Created attachment 1239397 [details] engine.log in DEBUG (2) Oved, vdsm: python-anyjson-0.3.3-3.el7ost.noarch rubygem-json-1.7.7-29.el7.x86_64 python-simplejson-3.5.3-5.el7.x86_64 python-jsonpatch-1.2-2.el7.noarch python-jsonpointer-1.9-2.el7.noarch python-jsonschema-2.3.0-1.el7ost.noarch vdsm-jsonrpc-4.20.0-92.gita812c81.el7.centos.noarch json-c-0.11-4.el7_0.x86_64 vdsm-yajsonrpc-4.20.0-92.gita812c81.el7.centos.noarch engine: json-c-0.11-4.el7_0.x86_64 rubygem-json-1.7.7-29.el7.x86_64 vdsm-jsonrpc-java-1.4.0-1.20170109154425.git44d7998.el7.centos.noarch Piotr, logs attached. 2017-01-11 11:28:16,038+02 WARN [org.ovirt.engine.core.bll.storage.pool.ReconstructMasterDomainCommand] (org.ovirt.thread.pool-6-thread-40) [359b5bd8] Validation of action 'ReconstructMaste rDomain' failed for user SYSTEM. Reasons: VAR__ACTION__RECONSTRUCT_MASTER,VAR__TYPE__STORAGE__DOMAIN,ACTION_TYPE_FAILED_NO_VDS_IN_POOL
Elad - can you downgrade the vdsm-jsonrpc-java to 1.3.6 (stop the engine first, of course). Please report back if it helped. 1.4.0 is the "master" version, and 1.3.6 is the 4.1. I'm interested in knowing whether it happens also on 1.3.6.
Downgrade engine only?
Downgrade the vdsm-jsonrpc-java package on the engine machine from 1.4.0 to 1.3.6.

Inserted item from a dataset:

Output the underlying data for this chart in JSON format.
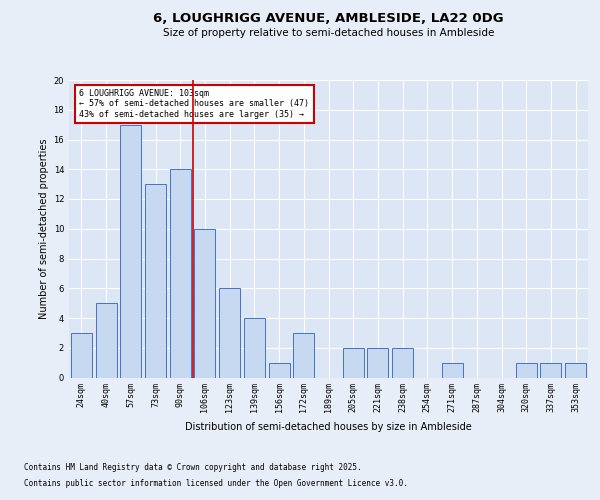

Created attachment 1239416 [details] downgraded vdsm-json-java Using vdsm-jsonrpc-java-1.3.6-1.20170111073901.gita5e600c.el7.centos.noarch communication between engine and vdsm gets restored successfully after vdsm service starts. Reconstruct master takes place and succeeds: 2017-01-11 14:12:42,495+02 INFO [org.ovirt.engine.core.dal.dbbroker.auditloghandling.AuditLogDirector] (org.ovirt.thread.pool-6-thread-1) [32cba7d9] Correlation ID: 32cba7d9, Job ID: ce2ee1 c2-7217-431c-a823-077d2956b496, Call Stack: null, Custom Event ID: -1, Message: Reconstruct Master Domain for Data Center dc completed.
This bug report has Keywords: Regression or TestBlocker. Since no regressions or test blockers are allowed between releases, it is also being identified as a blocker for this release. Please resolve ASAP.
ok, ovirt-engine-4.1.0.2-0.2.el7.noarch & vdsm-jsonrpc-java-1.3.7-1.el7ev.noarch 2017-01-25 12:44:24,300+01 INFO [org.ovirt.engine.core.dal.dbbroker.auditloghandling.AuditLogDirector] (org.ovirt.thread.pool-6-thread-50) [70f7ffc0] EVENT_ID: RECONSTRUCT_MASTER_DONE(984), Correlation ID: 70f7ffc0, Job ID: 1ec303d0-7e4d-4302-b67d-ae154a6e07f5, Call Stack: null, Custom Event ID: -1, Message: Reconstruct Master Domain for Data Center Default completed.